The Iranian president further added that Tehran was ready for talks with western powers over its nuclear program.
Ahmadinejad also agreed to increase interest rates to 21%, reversing his opposition to the move economists said was crucial to supporting the Iranian currency.
The move came as the rial, under pressure after new sanctions targeting Iran's Central Bank, shed about 50% of its value relative to the dollar in the span of a month.
The depreciation built on already mounting worries over the country's growing international isolation over its controversial nuclear program. The European Union earlier this week approved an oil embargo on Iranian crude.
"The president has fully approved" the increase in bank interest rates, Economy Minister Shamseddin Hosseini said.
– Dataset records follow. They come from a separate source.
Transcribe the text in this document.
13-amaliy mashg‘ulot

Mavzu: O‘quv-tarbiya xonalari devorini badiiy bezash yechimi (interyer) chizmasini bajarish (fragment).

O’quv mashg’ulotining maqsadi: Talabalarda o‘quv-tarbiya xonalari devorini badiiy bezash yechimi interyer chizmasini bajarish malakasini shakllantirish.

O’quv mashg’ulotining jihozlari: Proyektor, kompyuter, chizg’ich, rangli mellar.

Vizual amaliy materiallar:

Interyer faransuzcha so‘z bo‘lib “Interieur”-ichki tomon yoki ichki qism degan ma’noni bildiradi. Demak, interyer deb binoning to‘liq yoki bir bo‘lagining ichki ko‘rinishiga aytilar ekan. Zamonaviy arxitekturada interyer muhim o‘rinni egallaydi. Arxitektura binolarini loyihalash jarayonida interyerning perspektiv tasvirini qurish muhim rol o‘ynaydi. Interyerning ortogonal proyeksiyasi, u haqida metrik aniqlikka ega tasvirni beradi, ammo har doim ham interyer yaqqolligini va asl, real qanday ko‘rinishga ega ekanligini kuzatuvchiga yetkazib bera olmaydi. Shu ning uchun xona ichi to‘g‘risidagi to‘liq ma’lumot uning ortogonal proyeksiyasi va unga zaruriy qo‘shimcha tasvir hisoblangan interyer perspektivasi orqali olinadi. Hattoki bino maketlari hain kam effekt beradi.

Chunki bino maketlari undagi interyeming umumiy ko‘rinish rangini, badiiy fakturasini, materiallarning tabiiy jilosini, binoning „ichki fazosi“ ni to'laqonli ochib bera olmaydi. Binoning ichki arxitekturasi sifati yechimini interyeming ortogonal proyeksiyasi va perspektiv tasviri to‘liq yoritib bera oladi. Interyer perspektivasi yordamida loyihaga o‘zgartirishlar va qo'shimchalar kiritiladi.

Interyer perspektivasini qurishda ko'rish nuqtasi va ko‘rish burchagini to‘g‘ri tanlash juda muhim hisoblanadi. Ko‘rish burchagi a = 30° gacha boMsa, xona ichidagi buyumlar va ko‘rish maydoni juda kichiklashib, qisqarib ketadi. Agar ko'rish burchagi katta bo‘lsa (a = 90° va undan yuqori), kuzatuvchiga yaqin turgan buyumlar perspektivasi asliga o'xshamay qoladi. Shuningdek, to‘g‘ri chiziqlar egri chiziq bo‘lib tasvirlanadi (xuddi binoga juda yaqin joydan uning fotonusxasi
Also on Thursday, China criticized the EU's sanctions on Iran, saying the measures were "not constructive."
"To blindly pressure and impose sanctions on Iran are not constructive approaches," China's Foreign Ministry said.
Beijing's economic ties with Tehran have expanded in recent years, partly thanks to the withdrawal of Western companies in line with sanctions against the Islamic republic over its nuclear drive.
The Asian powerhouse also depends a lot on Iranian oil, and has strengthened its presence in the country's oil and gas sector by signing a series of contracts worth up to $40 billion in the past few years
Iranian officials downplayed that the latest sanctions were affecting the currency or the economy. In an indication of the growing rift in Tehran, however, Bahmani acknowledged with rare candor earlier this month that the "psychological effects" of sanctions are partly behind the pressure on the currency.